Safari, essai documentaire de Ulrich Seidl est disponible en télévision de rattrapage sur le site d’ARTE jusqu’au 2 mai. Il sera également rediffusé sur notre antenne jeudi 26 avril à 23h10.
Réalisé en 2014, présenté à la Mostra de Venise, il faisait partie de la première sélection d’ARTE Kino Festival en 2015. Demeuré inédit en salles en France, sa diffusion sur ARTE est une nouvelle occasion de le découvrir.
Cinéaste de la provocation et de l’inconfort, Ulrich Seidl est d’abord un grand documentariste, un essayiste du cinéma. Son projet repose sur un principe esthétique qui correspond à son désir de montrer ce que l’on ne veut ou ne peut généralement pas voir : la frontalité. Seidl pense ses films en tableaux, natures mortes, portraits silencieux ou parlants dans lesquels le cinéaste privilégie des compositions symétriques.
Son style colle particulièrement à son nouveau film Safari, qui met en scène une série de trophées : trophées de chasse exhibés et collectionnés par ces amateurs de gros gibier, et les chasseurs eux-mêmes épinglés par l’entomologiste Seidl dans ses plans en forme de boîte.
Le film donne la parole à des touristes autrichiens et allemands qui vont en Afrique du sud ou en Namibie, en couple ou en famille, pour gouter au grand frisson du safari, autorisés à tuer des animaux de la savane.
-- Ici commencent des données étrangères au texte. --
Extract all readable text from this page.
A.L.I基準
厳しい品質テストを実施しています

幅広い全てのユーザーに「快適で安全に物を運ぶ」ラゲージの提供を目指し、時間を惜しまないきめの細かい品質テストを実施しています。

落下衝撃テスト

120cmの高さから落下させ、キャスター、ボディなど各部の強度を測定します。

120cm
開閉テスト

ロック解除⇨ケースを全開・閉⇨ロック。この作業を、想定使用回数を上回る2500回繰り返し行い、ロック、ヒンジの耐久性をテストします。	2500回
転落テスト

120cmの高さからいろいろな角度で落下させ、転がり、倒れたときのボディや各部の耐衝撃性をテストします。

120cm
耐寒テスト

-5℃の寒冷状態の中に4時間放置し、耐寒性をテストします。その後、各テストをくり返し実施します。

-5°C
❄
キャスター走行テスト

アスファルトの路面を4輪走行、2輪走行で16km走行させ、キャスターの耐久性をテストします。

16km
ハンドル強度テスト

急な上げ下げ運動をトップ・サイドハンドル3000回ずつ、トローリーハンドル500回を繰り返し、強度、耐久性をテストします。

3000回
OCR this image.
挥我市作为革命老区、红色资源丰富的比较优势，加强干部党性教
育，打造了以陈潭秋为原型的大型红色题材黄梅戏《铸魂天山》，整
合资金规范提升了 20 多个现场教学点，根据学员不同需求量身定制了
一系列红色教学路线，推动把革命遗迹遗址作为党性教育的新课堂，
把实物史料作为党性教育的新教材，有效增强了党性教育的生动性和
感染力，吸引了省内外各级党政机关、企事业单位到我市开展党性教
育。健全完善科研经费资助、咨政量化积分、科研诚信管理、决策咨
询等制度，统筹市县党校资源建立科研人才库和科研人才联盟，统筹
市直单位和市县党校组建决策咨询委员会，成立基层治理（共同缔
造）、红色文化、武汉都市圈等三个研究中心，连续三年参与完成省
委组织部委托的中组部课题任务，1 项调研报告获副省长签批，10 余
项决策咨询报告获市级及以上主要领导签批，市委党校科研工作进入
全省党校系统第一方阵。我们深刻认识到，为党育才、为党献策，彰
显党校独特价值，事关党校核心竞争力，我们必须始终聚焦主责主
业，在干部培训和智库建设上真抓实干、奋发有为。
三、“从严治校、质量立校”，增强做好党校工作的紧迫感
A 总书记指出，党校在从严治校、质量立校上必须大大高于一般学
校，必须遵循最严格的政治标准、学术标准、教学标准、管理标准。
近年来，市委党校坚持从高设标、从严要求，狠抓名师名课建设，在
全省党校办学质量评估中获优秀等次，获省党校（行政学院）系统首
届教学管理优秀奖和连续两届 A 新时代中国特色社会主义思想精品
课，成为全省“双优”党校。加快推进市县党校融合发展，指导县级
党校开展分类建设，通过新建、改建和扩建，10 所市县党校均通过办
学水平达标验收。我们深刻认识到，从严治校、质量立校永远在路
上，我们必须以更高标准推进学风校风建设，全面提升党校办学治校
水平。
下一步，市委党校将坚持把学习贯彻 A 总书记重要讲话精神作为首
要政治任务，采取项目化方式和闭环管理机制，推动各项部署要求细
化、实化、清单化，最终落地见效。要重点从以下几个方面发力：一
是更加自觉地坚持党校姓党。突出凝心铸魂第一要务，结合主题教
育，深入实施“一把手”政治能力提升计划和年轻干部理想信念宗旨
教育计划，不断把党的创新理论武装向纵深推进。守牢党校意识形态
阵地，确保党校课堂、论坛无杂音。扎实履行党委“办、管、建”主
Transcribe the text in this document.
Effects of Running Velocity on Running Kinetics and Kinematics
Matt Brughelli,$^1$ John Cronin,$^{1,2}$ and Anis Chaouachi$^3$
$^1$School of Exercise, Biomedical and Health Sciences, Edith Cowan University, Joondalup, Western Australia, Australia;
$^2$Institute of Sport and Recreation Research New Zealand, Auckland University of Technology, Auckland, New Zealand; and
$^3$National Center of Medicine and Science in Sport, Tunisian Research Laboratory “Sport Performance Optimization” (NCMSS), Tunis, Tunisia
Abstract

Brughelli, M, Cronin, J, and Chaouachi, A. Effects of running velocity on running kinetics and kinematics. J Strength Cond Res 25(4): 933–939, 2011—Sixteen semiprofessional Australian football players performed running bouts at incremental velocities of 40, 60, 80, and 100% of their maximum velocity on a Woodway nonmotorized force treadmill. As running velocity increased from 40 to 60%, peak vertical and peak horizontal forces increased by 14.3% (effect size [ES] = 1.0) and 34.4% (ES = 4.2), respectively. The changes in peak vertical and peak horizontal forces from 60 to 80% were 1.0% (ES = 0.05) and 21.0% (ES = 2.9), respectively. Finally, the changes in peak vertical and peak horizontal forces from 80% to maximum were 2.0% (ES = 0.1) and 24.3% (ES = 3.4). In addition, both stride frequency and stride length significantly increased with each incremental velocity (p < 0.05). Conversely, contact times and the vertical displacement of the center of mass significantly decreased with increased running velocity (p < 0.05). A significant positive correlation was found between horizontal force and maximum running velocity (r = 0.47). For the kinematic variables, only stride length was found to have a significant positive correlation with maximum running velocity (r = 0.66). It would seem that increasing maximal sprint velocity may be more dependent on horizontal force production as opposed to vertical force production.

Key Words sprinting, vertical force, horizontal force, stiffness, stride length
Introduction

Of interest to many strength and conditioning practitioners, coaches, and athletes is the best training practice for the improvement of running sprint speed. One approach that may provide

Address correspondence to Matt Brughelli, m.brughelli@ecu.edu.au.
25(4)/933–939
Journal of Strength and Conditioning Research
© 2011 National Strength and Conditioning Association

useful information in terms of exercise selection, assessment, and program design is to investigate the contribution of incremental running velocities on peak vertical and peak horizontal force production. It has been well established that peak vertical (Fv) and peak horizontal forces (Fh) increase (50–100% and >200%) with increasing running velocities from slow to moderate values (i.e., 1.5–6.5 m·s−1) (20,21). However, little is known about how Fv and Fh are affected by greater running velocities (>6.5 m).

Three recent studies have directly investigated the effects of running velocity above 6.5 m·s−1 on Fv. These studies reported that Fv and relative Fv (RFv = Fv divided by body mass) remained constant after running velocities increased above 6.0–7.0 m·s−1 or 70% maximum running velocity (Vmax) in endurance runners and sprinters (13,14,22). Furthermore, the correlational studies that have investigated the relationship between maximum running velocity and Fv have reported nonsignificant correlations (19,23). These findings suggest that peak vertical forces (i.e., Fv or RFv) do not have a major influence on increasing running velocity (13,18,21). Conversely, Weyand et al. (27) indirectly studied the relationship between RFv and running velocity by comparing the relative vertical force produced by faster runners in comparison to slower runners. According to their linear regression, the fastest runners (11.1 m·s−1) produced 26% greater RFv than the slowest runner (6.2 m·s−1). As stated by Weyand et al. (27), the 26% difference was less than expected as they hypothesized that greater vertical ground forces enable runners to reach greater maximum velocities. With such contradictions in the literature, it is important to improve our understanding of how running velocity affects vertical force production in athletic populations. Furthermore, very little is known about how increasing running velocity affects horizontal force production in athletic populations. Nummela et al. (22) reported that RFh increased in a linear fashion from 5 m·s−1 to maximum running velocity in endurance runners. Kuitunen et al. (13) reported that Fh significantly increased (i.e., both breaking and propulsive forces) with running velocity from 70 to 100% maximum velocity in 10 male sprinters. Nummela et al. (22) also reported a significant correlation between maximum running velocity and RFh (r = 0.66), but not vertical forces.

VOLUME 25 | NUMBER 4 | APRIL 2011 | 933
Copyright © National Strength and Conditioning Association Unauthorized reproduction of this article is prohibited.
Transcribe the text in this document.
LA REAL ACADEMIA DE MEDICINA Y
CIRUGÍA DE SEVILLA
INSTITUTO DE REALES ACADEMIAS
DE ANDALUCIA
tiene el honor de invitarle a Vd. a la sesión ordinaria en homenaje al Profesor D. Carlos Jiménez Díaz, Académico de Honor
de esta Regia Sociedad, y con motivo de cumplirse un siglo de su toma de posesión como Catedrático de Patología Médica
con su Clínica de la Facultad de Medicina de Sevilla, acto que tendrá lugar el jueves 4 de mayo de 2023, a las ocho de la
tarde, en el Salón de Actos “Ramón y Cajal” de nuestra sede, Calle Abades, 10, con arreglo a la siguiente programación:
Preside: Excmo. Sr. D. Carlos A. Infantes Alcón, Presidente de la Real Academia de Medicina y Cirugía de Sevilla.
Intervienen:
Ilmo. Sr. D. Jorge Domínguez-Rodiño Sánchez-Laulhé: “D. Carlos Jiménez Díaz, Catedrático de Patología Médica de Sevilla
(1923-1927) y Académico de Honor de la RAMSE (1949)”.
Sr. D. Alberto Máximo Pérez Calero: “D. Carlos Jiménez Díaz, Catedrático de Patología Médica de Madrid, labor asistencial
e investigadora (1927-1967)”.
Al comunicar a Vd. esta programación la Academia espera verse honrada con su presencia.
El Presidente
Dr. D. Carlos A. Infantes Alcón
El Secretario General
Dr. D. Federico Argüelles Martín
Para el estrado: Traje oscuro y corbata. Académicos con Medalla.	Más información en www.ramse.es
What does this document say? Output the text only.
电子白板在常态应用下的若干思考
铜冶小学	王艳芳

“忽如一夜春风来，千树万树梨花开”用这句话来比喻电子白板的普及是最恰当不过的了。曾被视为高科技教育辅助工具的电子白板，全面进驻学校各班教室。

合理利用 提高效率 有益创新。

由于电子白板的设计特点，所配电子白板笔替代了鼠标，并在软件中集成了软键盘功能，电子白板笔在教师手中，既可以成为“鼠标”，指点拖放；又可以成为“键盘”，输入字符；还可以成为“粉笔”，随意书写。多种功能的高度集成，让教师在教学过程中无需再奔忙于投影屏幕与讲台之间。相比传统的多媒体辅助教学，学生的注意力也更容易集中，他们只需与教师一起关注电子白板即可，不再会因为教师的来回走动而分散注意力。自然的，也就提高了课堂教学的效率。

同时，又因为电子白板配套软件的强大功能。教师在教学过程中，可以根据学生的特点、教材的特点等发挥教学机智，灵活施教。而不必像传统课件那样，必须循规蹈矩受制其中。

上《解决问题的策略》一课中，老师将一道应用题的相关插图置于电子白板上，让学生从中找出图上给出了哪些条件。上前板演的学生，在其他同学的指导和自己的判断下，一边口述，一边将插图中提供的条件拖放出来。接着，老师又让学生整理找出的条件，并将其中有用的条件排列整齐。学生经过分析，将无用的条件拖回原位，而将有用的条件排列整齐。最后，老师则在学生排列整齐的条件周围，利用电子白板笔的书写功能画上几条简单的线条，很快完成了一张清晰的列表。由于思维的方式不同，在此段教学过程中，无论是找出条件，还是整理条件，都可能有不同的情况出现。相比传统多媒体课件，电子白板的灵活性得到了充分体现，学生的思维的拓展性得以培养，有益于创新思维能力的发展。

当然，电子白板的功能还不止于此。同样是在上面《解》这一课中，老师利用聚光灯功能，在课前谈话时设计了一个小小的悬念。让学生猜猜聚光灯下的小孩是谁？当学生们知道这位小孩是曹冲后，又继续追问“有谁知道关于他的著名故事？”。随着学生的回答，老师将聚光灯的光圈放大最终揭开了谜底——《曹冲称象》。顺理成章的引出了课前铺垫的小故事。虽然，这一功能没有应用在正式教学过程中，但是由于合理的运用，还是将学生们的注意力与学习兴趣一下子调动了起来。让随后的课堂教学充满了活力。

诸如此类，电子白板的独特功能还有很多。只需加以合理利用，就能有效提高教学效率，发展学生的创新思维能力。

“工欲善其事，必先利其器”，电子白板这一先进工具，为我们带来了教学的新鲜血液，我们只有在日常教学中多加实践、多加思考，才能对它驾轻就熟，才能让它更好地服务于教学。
Seidl expose une réalité – la démocratisation de la chasse de gros gibier en Afrique grâce à des fermes d’animaux gérées par des Blancs – qui souligne les relations entre tourisme et néocolonialisme, avec un racisme latent ou assumé, tel celui que l’on retrouve dans les propos d’un organisateur allemand de safaris.
Plus profondément, Seidl explore la fascination pour la mort et le sentiment d’impunité de ces blancs occidentaux en quête d’émotions fortes sur le continent africain. Ils pensent faire partie d’une société d’élus, autorisés à donner la mort à des animaux dans des combats inégaux et au suspens artificiellement entretenu. Leur pseudo philosophie de guerriers appartenant à la race supérieure, exprimée en toute franchise et sans aucun complexe, exhale les relents d’une idéologie nauséabonde qui n’appartient malheureusement pas qu’au passé. Au-delà des fantômes du nazisme dont Seidl ne cesse d’enregistrer la survivance au sein de la société et des mentalités autrichiennes, le cinéaste plonge ici dans les zones les plus sombres de la psyché humaine. La parole libère dans Safari des désirs de meurtre qui sont aussi des fantasmes de sexe. Le meurtre d’un animal devient pour le jeune homme un rite de passage vers la virilité, adoubé par son père présent à ses côtés qui le félicite pour avoir « bien tiré. »
La manière dont les femmes, épouses ou filles, décrivent les émotions procurées par la chasse renvoie directement au lexique de la jouissance sexuelle. Il est évident que le meurtre d’un zèbre ou d’une girafe leur apporte un plaisir comparable à un orgasme. Leur excitation est visible, et difficilement contrôlable, devant la caméra de Seidl, juste avant d’appuyer sur la gâchette ou en contemplant le cadavre de l’animal, préparé pour une macabre photo souvenir. En coulisse, les employés africains se coltinent le sale boulot, et entretiennent une relation véritable, beaucoup plus profonde avec l’animal mort : son dépeçage méthodique, ce qui prend des proportions dantesques lorsqu’il s’agit d’un animal aussi imposant qu’une girafe. Safari s’inscrit ainsi dans la continuité de Sous-sols, le précédent documentaire de Seidl qui s’intéressait à la vie cachée des banlieusards autrichiens dans les caves de leurs pavillons. Ici les pulsions de sexe et de mort s’assouvissent au grand air, sous le soleil africain, et pourtant toujours loin des regards des voisins. Mais Seidl est encore là pour les filmer. Il ne lâche pas son sujet.